Integrated Lightweight, Glass-Free PV Module Technology for Box Bodies of Commercial Trucks
 
Author(s):
 
C. Kutter, F. Basler, L.E. Alanis, J. Markert, M. Heinrich, D.H. Neuhaus
 
Keywords:
 
Vehicle-Integrated Photovoltaics, Light Weight, VIPV, Trucks, Glass Free
 
Topic:
 
PV Applications and Integration
Subtopic: PV on/in Buildings, Infrastructure, Landscape, Water and Nature
Event: 37th European Photovoltaic Solar Energy Conference and Exhibition
Session: 6DO.11.6
 
Pages:
 
1711 - 1718
ISBN: 3-936338-73-6
Paper DOI: 10.4229/EUPVSEC20202020-6DO.11.6
 
Price:
 
 
0,00 EUR
 
Document(s): paper
 

Abstract/Summary:


We propose a new integrated photovoltaic module technology and manufacturing process for the seamless integration into box body roofs of commercial trucks to unlock a 90.2 GW potential in the EU. Our approach is to laminate c-Si photovoltaic cells with an ETFE-top cover onto conventional GFRP-hard-foam sandwich elements, which can be directly installed with conventional box body profiles.

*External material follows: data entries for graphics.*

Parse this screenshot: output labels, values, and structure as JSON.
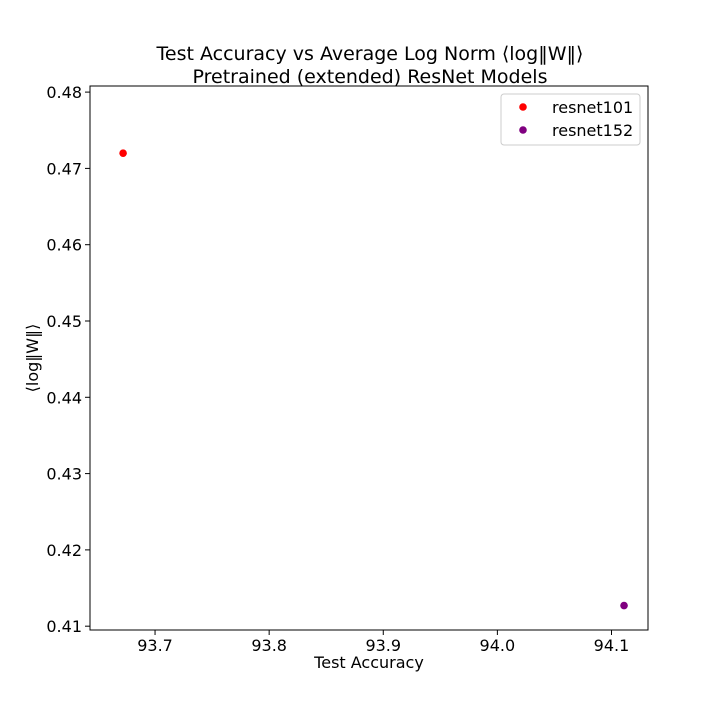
{
  "chart_data": {
    "type": "scatter",
    "title": "Test Accuracy vs Average Log Norm ⟨log‖W‖⟩",
    "subtitle": "Pretrained (extended) ResNet Models",
    "xlabel": "Test Accuracy",
    "ylabel": "⟨log‖W‖⟩",
    "xlim": [
      93.643,
      94.132
    ],
    "ylim": [
      0.4095,
      0.4808
    ],
    "xticks": [
      93.7,
      93.8,
      93.9,
      94.0,
      94.1
    ],
    "xtick_labels": [
      "93.7",
      "93.8",
      "93.9",
      "94.0",
      "94.1"
    ],
    "yticks": [
      0.41,
      0.42,
      0.43,
      0.44,
      0.45,
      0.46,
      0.47,
      0.48
    ],
    "ytick_labels": [
      "0.41",
      "0.42",
      "0.43",
      "0.44",
      "0.45",
      "0.46",
      "0.47",
      "0.48"
    ],
    "grid": false,
    "legend_position": "top-right",
    "series": [
      {
        "name": "resnet101",
        "color": "#ff0000",
        "points": [
          {
            "x": 93.672,
            "y": 0.472
          }
        ]
      },
      {
        "name": "resnet152",
        "color": "#800080",
        "points": [
          {
            "x": 94.111,
            "y": 0.4127
          }
        ]
      }
    ]
  }
}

We find that VIPV modules must be lead-free and report results of Hot-Spot, Wet-leakage test and insulation tests to prove the electrical safety of the new concept. We perform UV, DH and accelerated TC testing on minimodules and find a mean PMPP drop of 3.6% for PERC, ribbon soldered half-cell modules after accelerated TC200 due to finger failure and partial ribbon disconnections. We conclude that conventional soldered ribbon based interconnection in combination with polymer based cover materials lead to unfavorable thermomechanical stresses in TC. We propose the usage of interconnection technologies that are less sensitive to thermomechanical stresses like Multiwire or shingling as we find that the mean drop in PMPP of shingle modules to be 1%. PERC Solar cells encapsulated using the proposed module design remain stable after DH1000 and UV 60 kWh/m². We equipped a Mega electronics e-Worker with a photovoltaic active box body featuring the first generation of proposed module technology and reported initial monitoring results after 10 months of outdoor operation.